Territory: Bolivia
Data Protection Regulations:
- Observation: Bolivia does not have a comprehensive data protection law, however, the telecommunications law 164 is in force, and the DS 1793 that regulates the use of personal data by natural or legal persons that provide services related to digital certification, e-government, free software, electronic mail and the use of digital documents and signatures in the Plurinational State of Bolivia.
Link: https://www.lexivox.org/norms/BO-RE-DSN1793.xhtml
Regulatory purpose: To regulate the access, use and development of Information and Communication Technologies - ICTs, within the framework of Title IV of Law No. 164 of 8 August 2011, General Law on Telecommunications, Information and Communication Technologies.
Parties:
- Data controller: YES, applies to entities regulated by the telecommunications law.
- Data Processor: No.
- Data Protection Officer: No.
- Supervisory Authority: Telecommunications Authority.

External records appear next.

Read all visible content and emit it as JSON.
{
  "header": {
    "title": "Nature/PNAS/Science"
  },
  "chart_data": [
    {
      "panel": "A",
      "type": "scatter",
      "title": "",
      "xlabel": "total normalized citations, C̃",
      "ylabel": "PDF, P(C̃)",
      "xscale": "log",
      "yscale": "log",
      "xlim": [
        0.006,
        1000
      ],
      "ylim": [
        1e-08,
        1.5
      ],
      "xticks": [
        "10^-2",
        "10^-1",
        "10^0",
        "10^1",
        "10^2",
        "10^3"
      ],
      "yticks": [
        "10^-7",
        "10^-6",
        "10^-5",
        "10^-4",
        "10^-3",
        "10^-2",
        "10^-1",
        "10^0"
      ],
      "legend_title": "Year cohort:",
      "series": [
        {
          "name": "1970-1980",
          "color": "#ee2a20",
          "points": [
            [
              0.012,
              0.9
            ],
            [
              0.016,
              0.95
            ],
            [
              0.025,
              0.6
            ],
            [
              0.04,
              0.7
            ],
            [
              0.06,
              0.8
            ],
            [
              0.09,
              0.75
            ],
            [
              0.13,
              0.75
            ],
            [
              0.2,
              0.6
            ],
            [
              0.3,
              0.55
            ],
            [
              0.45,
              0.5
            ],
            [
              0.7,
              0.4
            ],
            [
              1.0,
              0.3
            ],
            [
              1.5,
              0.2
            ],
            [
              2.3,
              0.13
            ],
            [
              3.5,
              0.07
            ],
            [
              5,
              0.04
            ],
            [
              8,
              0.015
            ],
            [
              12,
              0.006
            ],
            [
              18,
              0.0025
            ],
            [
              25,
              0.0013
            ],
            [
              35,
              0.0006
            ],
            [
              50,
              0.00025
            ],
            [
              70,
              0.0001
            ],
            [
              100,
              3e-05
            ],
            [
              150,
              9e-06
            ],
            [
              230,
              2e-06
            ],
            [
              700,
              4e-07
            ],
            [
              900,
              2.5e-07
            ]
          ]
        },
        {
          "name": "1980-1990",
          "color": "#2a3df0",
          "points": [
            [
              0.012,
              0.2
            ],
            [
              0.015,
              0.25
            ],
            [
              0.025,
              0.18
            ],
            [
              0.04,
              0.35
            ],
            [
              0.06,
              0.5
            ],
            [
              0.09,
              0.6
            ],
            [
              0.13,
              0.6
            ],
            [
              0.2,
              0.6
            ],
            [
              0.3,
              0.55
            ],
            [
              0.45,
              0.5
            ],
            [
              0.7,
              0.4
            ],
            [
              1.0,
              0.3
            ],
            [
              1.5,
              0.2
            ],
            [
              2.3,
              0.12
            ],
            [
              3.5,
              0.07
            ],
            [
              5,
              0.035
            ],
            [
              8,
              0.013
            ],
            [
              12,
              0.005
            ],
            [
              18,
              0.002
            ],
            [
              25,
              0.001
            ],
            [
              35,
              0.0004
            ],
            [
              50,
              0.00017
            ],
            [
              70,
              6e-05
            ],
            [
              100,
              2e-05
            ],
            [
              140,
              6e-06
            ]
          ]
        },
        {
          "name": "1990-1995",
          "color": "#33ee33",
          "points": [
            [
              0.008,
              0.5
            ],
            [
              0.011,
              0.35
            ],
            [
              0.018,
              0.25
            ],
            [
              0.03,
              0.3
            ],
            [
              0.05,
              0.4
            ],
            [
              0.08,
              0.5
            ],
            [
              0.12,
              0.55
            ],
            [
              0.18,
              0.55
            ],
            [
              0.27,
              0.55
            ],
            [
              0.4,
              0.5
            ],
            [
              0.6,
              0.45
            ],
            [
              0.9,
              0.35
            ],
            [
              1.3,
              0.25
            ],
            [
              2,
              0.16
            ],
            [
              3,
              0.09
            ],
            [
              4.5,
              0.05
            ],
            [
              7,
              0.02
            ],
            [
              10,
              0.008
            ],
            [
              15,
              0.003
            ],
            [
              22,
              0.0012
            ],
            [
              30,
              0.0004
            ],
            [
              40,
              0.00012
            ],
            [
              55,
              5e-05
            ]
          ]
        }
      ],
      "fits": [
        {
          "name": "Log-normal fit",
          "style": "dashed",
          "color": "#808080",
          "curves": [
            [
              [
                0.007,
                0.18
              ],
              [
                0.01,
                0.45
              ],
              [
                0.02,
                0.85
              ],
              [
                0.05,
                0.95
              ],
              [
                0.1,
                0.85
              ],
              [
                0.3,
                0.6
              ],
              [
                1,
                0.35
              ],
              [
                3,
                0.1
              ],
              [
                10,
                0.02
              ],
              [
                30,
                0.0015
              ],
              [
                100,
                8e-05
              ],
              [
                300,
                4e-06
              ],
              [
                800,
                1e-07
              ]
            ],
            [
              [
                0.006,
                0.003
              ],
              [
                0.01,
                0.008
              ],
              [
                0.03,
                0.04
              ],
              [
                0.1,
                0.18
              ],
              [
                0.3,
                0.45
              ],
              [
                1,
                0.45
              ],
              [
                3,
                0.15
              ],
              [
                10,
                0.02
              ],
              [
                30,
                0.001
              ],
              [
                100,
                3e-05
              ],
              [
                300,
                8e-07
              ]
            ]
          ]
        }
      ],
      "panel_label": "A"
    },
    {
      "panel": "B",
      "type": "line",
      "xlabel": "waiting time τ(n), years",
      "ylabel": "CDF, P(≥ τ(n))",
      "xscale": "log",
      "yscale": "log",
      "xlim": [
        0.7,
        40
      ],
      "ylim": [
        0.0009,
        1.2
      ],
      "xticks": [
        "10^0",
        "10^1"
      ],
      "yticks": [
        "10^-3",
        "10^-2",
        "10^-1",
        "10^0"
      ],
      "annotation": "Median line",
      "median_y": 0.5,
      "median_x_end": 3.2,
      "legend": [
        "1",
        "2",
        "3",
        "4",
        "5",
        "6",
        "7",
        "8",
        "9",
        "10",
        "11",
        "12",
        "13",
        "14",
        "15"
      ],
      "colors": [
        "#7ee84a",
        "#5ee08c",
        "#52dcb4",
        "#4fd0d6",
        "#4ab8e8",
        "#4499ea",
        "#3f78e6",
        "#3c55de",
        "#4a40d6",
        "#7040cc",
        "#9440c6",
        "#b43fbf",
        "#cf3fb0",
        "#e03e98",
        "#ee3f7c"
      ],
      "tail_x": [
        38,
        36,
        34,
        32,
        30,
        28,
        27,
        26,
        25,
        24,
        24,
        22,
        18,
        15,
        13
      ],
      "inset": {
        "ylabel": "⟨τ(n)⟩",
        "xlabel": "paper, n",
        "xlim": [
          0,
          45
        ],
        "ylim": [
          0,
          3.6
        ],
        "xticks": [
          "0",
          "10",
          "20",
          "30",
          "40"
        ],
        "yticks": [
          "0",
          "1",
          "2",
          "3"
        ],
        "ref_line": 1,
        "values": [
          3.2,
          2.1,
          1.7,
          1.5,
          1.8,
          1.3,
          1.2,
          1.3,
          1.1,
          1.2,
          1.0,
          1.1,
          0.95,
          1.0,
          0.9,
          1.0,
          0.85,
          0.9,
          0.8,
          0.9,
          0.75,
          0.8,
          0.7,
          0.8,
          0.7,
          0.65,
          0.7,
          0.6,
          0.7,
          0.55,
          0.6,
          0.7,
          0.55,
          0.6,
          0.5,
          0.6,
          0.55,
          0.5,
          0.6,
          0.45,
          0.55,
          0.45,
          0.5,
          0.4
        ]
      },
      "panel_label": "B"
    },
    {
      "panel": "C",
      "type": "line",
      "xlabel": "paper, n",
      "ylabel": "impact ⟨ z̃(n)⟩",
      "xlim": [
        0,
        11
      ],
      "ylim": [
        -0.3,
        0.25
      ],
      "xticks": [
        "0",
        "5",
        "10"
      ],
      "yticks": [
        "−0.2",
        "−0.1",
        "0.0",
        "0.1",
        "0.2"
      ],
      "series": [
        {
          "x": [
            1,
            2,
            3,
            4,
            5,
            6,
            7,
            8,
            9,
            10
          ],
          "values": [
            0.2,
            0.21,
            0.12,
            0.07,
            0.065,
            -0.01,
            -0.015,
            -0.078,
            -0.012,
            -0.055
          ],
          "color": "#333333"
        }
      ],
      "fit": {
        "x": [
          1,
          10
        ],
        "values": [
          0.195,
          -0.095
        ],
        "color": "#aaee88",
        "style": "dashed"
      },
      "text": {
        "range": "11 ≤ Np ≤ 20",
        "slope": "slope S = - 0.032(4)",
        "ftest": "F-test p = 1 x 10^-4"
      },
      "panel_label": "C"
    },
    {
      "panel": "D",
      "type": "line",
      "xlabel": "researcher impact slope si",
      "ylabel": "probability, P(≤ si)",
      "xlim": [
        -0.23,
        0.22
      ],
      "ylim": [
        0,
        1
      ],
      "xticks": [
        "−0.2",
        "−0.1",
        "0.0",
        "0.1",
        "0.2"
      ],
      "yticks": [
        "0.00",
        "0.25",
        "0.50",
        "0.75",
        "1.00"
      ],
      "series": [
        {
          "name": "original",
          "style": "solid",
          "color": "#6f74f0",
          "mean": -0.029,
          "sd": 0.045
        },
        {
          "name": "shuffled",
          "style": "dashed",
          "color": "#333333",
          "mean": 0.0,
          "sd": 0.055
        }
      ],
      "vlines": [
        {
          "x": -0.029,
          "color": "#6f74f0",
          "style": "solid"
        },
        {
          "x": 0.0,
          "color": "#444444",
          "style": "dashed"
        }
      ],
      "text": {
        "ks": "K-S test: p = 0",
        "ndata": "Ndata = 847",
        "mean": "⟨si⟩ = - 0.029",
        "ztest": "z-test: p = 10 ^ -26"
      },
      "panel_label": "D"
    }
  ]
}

Principles: Finality; Truthfulness; Transparency; Security; Confidentiality.
Obligations:
- Register of Processing Activities: No.
- Impact Assessments: No.
- Risk analysis: No.
- Technical and organisational security measures: Yes.
- Duty to inform: Yes.
- Data Protection Officer: No.
Data subjects' rights:
- Right of Access: Yes.
- Right of rectification: Yes.
- Right of Suppression: Yes.
- Right to limitation: No.
- Right to portability: No.
- Right to object: Yes.
- Automated individual decisions, including profiling: No.
International transfers: No.
Penalty regime: Administrative Penalties of three hundred and sixtieths (1/360) of 1% of the gross income of the offender.
Certification or accreditation of compliance for companies: No.